Dem vorausgegangen war auch eine Anwohnerversammlung, in der sich keine Mehrheit für eine der beiden Varianten ergab. Inzwischen gibt es neben dem ersten Vorhaben, "welches mit rund 28000 Euro veranschlagt ist", erklärte Bauamtsleiter Joachim Eggert, noch eine zusätzliche Variante für Fußwege auf beiden Straßenseiten für rund 68000 Euro.

Für beide Varianten gilt aber, dass die Grundstückszufahrten von den Eigentümern auf eigene Kosten anzulegen sind. "Das kann nicht Sache der Stadt sein", meint Eggert. Zudem würden die Besitzer auch noch für die Sanierung mit Straßenausbaubeiträgen herangezogen. "Weil es dafür keine Förderung gibt, beträgt der Anteil der Anwohner rund sechzig Prozent", machte Eggert deutlich.

Das wiederum war den Bürgern bei deren Treffen mächtig aufgestoßen. Und schon war wieder die heftigste Diskussion im Gange, wobei sich die im Rat vertretenen Anlieger heraus hielten.
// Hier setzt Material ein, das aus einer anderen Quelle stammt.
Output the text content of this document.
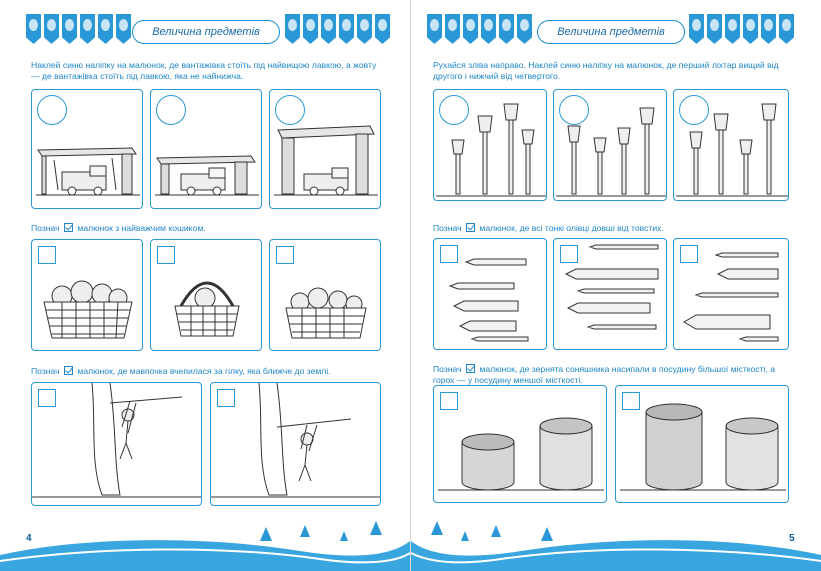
Величина предметів
Наклей синю наліпку на малюнок, де вантажівка стоїть під найвищою лавкою, а жовту — де вантажівка стоїть під лавкою, яка не найнижча.
Познач малюнок з найважчим кошиком.
Познач малюнок, де мавпочка вчепилася за гілку, яка ближче до землі.
4
Величина предметів
Рухайся зліва направо. Наклей синю наліпку на малюнок, де перший ліхтар вищий від другого і нижчий від четвертого.
Познач малюнок, де всі тонкі олівці довші від товстих.
Познач малюнок, де зернята соняшника насипали в посудину більшої місткості, а горох — у посудину меншої місткості.
5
Doch Ratsmitglied Uwe Forstner warnte auch: "Wenn wir es jetzt nicht machen, wird es möglicherweise nie mehr passieren." Dem schlossen sich auch andere an, die das vorhandene Geld dann an anderen Stellen schon verbucht sahen.

Der erneuten Diskussion folgte der Sinneswandel. Nun sollen in einem ersten Abschnitt bis zur Einmündung Silberweg beide Seiten ausgebaut werden, mit einem anderthalb Meter breiten Fußweg und Rasenflächen. Die Grundstückseinfahrten bleiben dabei allein Sache der Anlieger, war die mehrheitliche Meinung von fünf zu drei Bürgervertretern.

Mit dieser Empfehlung kann nun im Stadtrat weiter verhandelt werden, während die Weiterführung bis zum früheren Bahnübergang erst nach einer Lösung des Problems Oberflächenwasser möglich sein wird. "Daran sind Landkreis, Zweckverband und wir beteiligt", berichtete Eggert. Bis zu einer Entscheidung könne es noch lange dauern.